The exhibit includes several works by important members of the American Givernois, among them first generation colonists such as Theodore Robinson, whose lyrical adaptation of Impressionism is revealed in “Hillside in Giverny, France,” circa 1891 and Theodore Butler, Monet’s son-in-law, who captured an intimate moment of family life in “Le Bain, Maison Baptists, Giverny, France,” circa 1894.
Frederick Frieseke, who emerged as the most famous American working in Giverny after the turn of the century, is represented by “Medora Clark at the Clark Apartment,” circa 1903, which depicts the lovely wife of his friend and fellow painter, Alson Skinner Clark.
Back in the United States, American Impressionists applied strategies of light and color to the depiction of native scenery, capturing the “spirit of place,” especially in relation to their favorite summer haunts. William Merritt Chase frequented Shinnecock, Long Island, where, in addition to conducting open-air painting classes, he applied his deft brush to depictions of his immediate environment, as revealed in “The Back Yard, Shinnecock, Long Island,” circa 1900, a charming canvas painted at Shinnecock Hills, just west of the village of Southampton.

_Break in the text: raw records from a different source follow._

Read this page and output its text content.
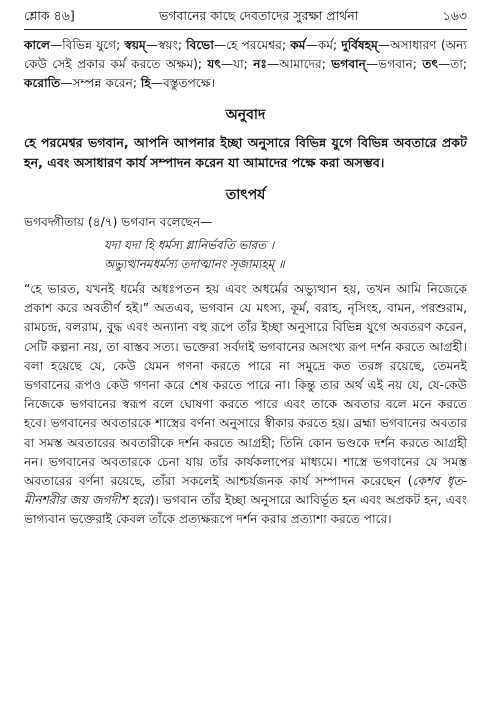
শ্লোক ৪৬]	ভগবানের কাছে দেবতাদের সুরক্ষা প্রার্থনা	১৬৩
কালে—বিভিন্ন যুগে; স্বয়ম্—স্বয়ং; বিভো—হে পরমেশ্বর; কর্ম—কর্ম; দুর্বিষহম্—অসাধারণ (অন্য কেউ সেই প্রকার কর্ম করতে অক্ষম); যৎ—যা; নঃ—আমাদের; ভগবান্—ভগবান; তৎ—তা; করোতি—সম্পন্ন করেন; হি—বস্তুতপক্ষে।
অনুবাদ
হে পরমেশ্বর ভগবান, আপনি আপনার ইচ্ছা অনুসারে বিভিন্ন যুগে বিভিন্ন অবতারে প্রকট হন, এবং অসাধারণ কার্য সম্পাদন করেন যা আমাদের পক্ষে করা অসম্ভব।
তাৎপর্য
ভগবদ্গীতায় (৪/৭) ভগবান বলেছেন—
যদা যদা হি ধর্মস্য গ্লানির্ভবতি ভারত ।
অভ্যুত্থানমধর্মস্য তদাত্মানং সৃজাম্যহম্ ॥
“হে ভারত, যখনই ধর্মের অধঃপতন হয় এবং অধর্মের অভ্যুত্থান হয়, তখন আমি নিজেকে প্রকাশ করে অবতীর্ণ হই।” অতএব, ভগবান যে মৎস্য, কূর্ম, বরাহ, নৃসিংহ, বামন, পরশুরাম, রামচন্দ্র, বলরাম, বুদ্ধ এবং অন্যান্য বহু রূপে তাঁর ইচ্ছা অনুসারে বিভিন্ন যুগে অবতরণ করেন, সেটি কল্পনা নয়, তা বাস্তব সত্য। ভক্তেরা সর্বদাই ভগবানের অসংখ্য রূপ দর্শন করতে আগ্রহী। বলা হয়েছে যে, কেউ যেমন গণনা করতে পারে না সমুদ্রে কত তরঙ্গ রয়েছে, তেমনই ভগবানের রূপও কেউ গণনা করে শেষ করতে পারে না। কিন্তু তার অর্থ এই নয় যে, যে-কেউ নিজেকে ভগবানের স্বরূপ বলে ঘোষণা করতে পারে এবং তাকে অবতার বলে মনে করতে হবে। ভগবানের অবতারকে শাস্ত্রের বর্ণনা অনুসারে স্বীকার করতে হয়। ব্রহ্মা ভগবানের অবতার বা সমস্ত অবতারের অবতারীকে দর্শন করতে আগ্রহী; তিনি কোন ভণ্ডকে দর্শন করতে আগ্রহী নন। ভগবানের অবতারকে চেনা যায় তাঁর কার্যকলাপের মাধ্যমে। শাস্ত্রে ভগবানের যে সমস্ত অবতারের বর্ণনা রয়েছে, তাঁরা সকলেই আশ্চর্যজনক কার্য সম্পাদন করেছেন (কেশব ধৃত-মীনশরীর জয় জগদীশ হরে)। ভগবান তাঁর ইচ্ছা অনুসারে আবির্ভূত হন এবং অপ্রকট হন, এবং ভাগ্যবান ভক্তেরাই কেবল তাঁকে প্রত্যক্ষরূপে দর্শন করার প্রত্যাশা করতে পারে।
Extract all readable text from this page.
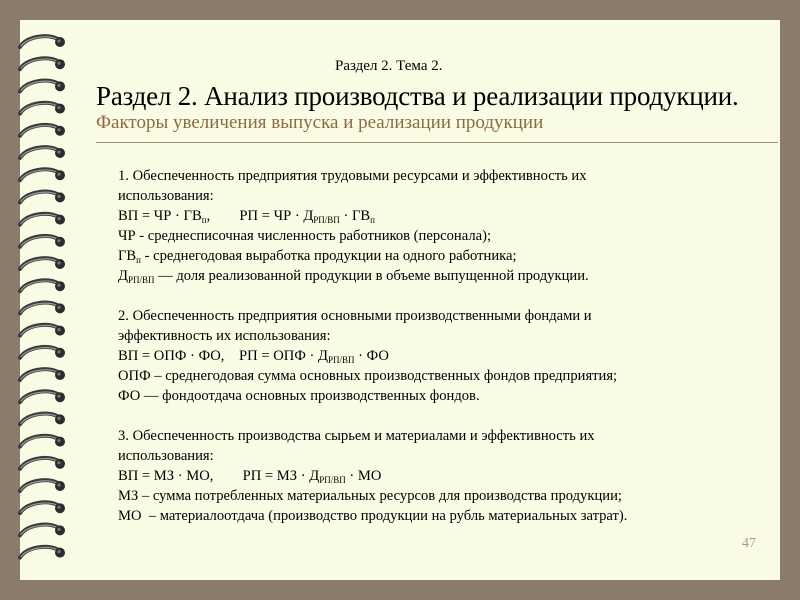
Раздел 2. Тема 2.
Раздел 2. Анализ производства и реализации продукции.
Факторы увеличения выпуска и реализации продукции
1. Обеспеченность предприятия трудовыми ресурсами и эффективность их
использования:
ВП = ЧР · $ГВ_п$,        РП = ЧР · $Д_{РП/ВП} \cdot ГВ_п$
ЧР - среднесписочная численность работников (персонала);
$ГВ_п$ - среднегодовая выработка продукции на одного работника;
$Д_{РП/ВП}$ — доля реализованной продукции в объеме выпущенной продукции.
2. Обеспеченность предприятия основными производственными фондами и
эффективность их использования:
ВП = ОПФ · ФО,    РП = ОПФ · $Д_{РП/ВП}$ · ФО
ОПФ – среднегодовая сумма основных производственных фондов предприятия;
ФО — фондоотдача основных производственных фондов.
3. Обеспеченность производства сырьем и материалами и эффективность их
использования:
ВП = МЗ · МО,        РП = МЗ · $Д_{РП/ВП}$ · МО
МЗ – сумма потребленных материальных ресурсов для производства продукции;
МО  – материалоотдача (производство продукции на рубль материальных затрат).
47
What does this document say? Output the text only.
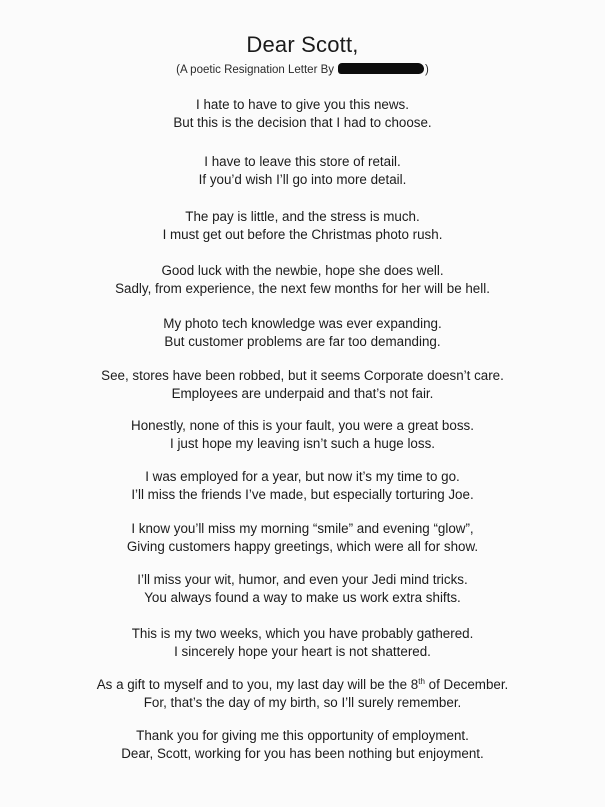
Dear Scott,
(A poetic Resignation Letter By	)
I hate to have to give you this news.
But this is the decision that I had to choose.
I have to leave this store of retail.
If you’d wish I’ll go into more detail.
The pay is little, and the stress is much.
I must get out before the Christmas photo rush.
Good luck with the newbie, hope she does well.
Sadly, from experience, the next few months for her will be hell.
My photo tech knowledge was ever expanding.
But customer problems are far too demanding.
See, stores have been robbed, but it seems Corporate doesn’t care.
Employees are underpaid and that’s not fair.
Honestly, none of this is your fault, you were a great boss.
I just hope my leaving isn’t such a huge loss.
I was employed for a year, but now it’s my time to go.
I’ll miss the friends I’ve made, but especially torturing Joe.
I know you’ll miss my morning “smile” and evening “glow”,
Giving customers happy greetings, which were all for show.
I’ll miss your wit, humor, and even your Jedi mind tricks.
You always found a way to make us work extra shifts.
This is my two weeks, which you have probably gathered.
I sincerely hope your heart is not shattered.
As a gift to myself and to you, my last day will be the 8th of December.
For, that’s the day of my birth, so I’ll surely remember.
Thank you for giving me this opportunity of employment.
Dear, Scott, working for you has been nothing but enjoyment.
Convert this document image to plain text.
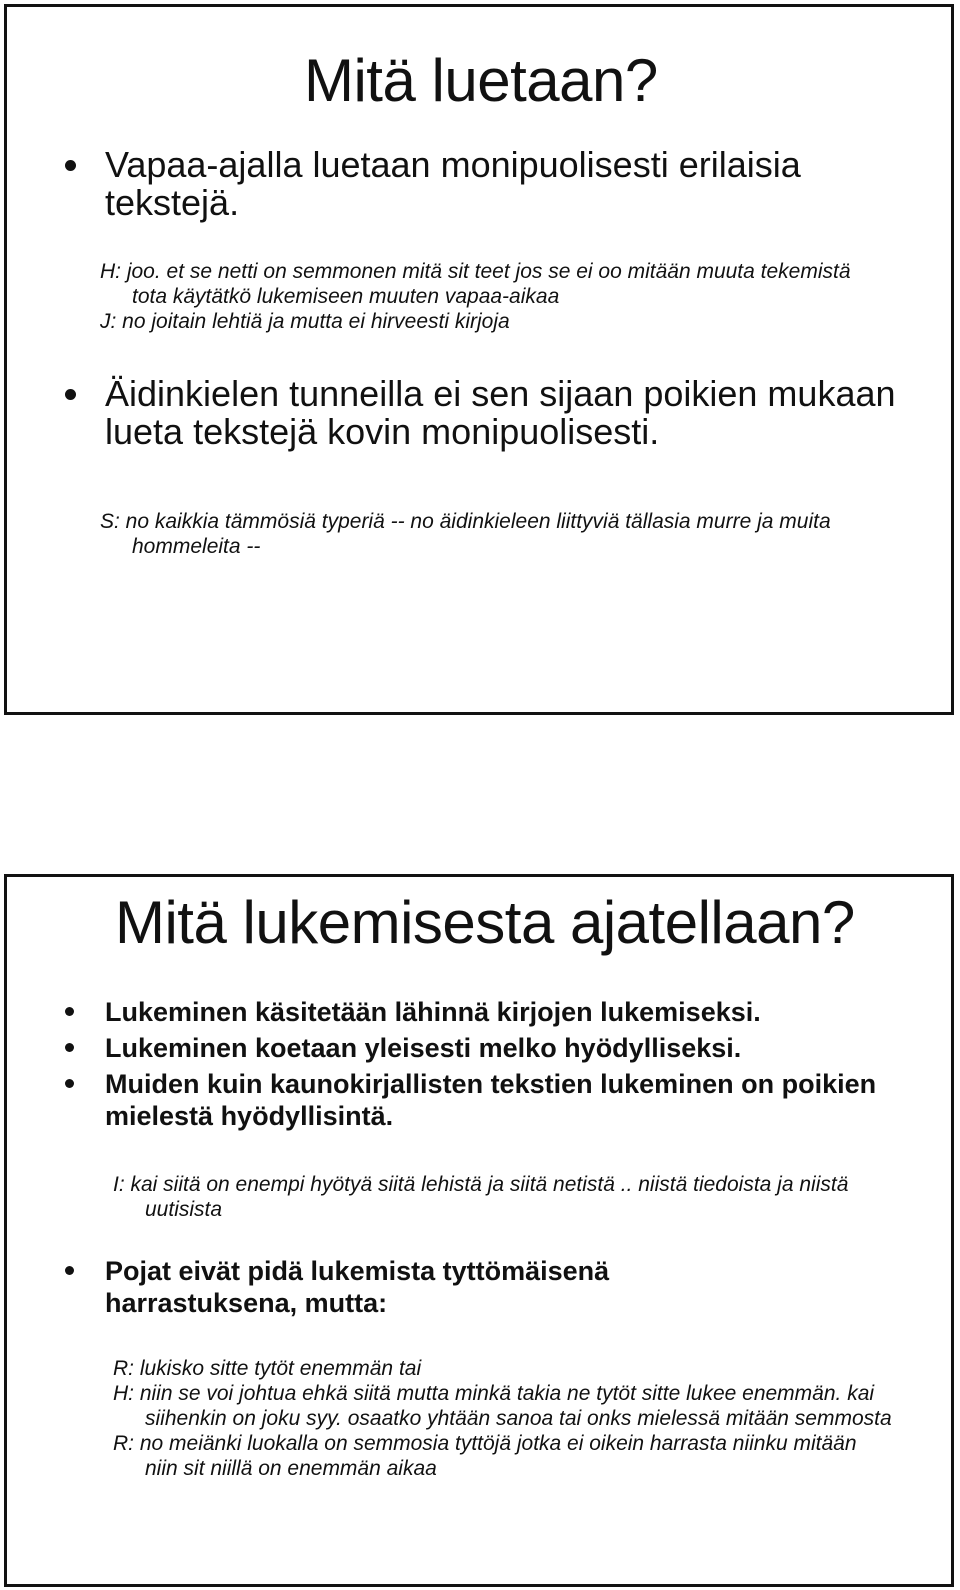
Mitä luetaan?
Vapaa-ajalla luetaan monipuolisesti erilaisia tekstejä.
H: joo. et se netti on semmonen mitä sit teet jos se ei oo mitään muuta tekemistä tota käytätkö lukemiseen muuten vapaa-aikaa
J: no joitain lehtiä ja mutta ei hirveesti kirjoja
Äidinkielen tunneilla ei sen sijaan poikien mukaan lueta tekstejä kovin monipuolisesti.
S: no kaikkia tämmösiä typeriä -- no äidinkieleen liittyviä tällasia murre ja muita hommeleita --
Mitä lukemisesta ajatellaan?
Lukeminen käsitetään lähinnä kirjojen lukemiseksi.
Lukeminen koetaan yleisesti melko hyödylliseksi.
Muiden kuin kaunokirjallisten tekstien lukeminen on poikien mielestä hyödyllisintä.
I: kai siitä on enempi hyötyä siitä lehistä ja siitä netistä .. niistä tiedoista ja niistä uutisista
Pojat eivät pidä lukemista tyttömäisenä harrastuksena, mutta:
R: lukisko sitte tytöt enemmän tai
H: niin se voi johtua ehkä siitä mutta minkä takia ne tytöt sitte lukee enemmän. kai siihenkin on joku syy. osaatko yhtään sanoa tai onks mielessä mitään semmosta
R: no meiänki luokalla on semmosia tyttöjä jotka ei oikein harrasta niinku mitään niin sit niillä on enemmän aikaa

Other painters of Chase’s milieu were drawn to rural Connecticut, notably John Henry Twachtman, who spent the last 13 years of his life focusing on the scenery in the vicinity of his home in Greenwich. Both “The Cascade, Greenwich, Connecticut,” circa 1890s, and “Hollyhocks,” circa 1880s, reveal his sensitive response to his surroundings and attest to his reputation as the most poetic of the American Impressionists.
The Impressionist aesthetic also attracted many of America’s finest portraitists, such as Edmund C. Tarbell, the leader of the Boston School of figure painting. In addition to members of Brahmin society, he also painted his immediate family, as exemplified in “Emeline and Josephine Tarbell (The Artist’s Wife and Daughter),” circa 1905, a canvas that reflects his customary fine craftsmanship and his ability to combine Impressionist precepts within a realist figure style.
Family life also occupied the creative energies of Frank Benson, who garnered widespread acclaim for his joyous portrayals of genteel young women and children in sun-drenched settings. His “Eleanor Holds a Shell, North Haven, Maine,” circa 1902 evokes the sparkling light and atmosphere of a summer’s day and stands as an ode to girlhood innocence.
Among a number of talented women Impressionists featured is Philadelphia-born Cecilia Beaux who made a name for herself as both a portrait and figure painter. Her colorful “Dressing Dolls” was painted in 1928 when Beaux was in Gloucester, Mass., writing her autobiography.
American painting took on new directions during the early-to-mid Twentieth Century, especially in the wake of the Armory Show of 1913, which introduced vanguard European art to American audiences. The simplified forms and intense coloration of Fauvists such as Henri Matisse inspired the work of Ben Benn, represented by “White Horse,” circa 1931 while Synthetic Cubism and Surrealism informed the distinctive approach taken by Francis Criss in works such as “Morning in Florence,” circa 1934.
Other artists retained a commitment to representational Realism but did so in a highly individualistic way. This is demonstrated in the sculptures of Abastenia St Leger Eberle and Bessie Potter Vonnoh, represented by “Seated Indian,” circa 1910s, and “Goodnight,” circa 1900, respectively, and in several of the still lifes in the show.
The late Nineteenth Century trompe l’oil tradition, evident in John Haberle’s “That’s Me (Self Portrait),” circa 1882, was carried on with great success by Otis Kaye, whose stunning oil, “The Golden Touch,” circa 1928, not only deceives the eye but makes a direct and witty statement about the perils of investing during the late 1920s. Realism also informed the aesthetic outlook of Luigi Lucioni; his “Still Life,” circa 1940, reveals his skill in evoking a higher level of reality through innovative designs, precise brushwork and high finish.
The gallery is at 45 East 58th Street and the exhibition runs through December 31. Hours are 9:30 to 5:30 pm, Monday through Saturday.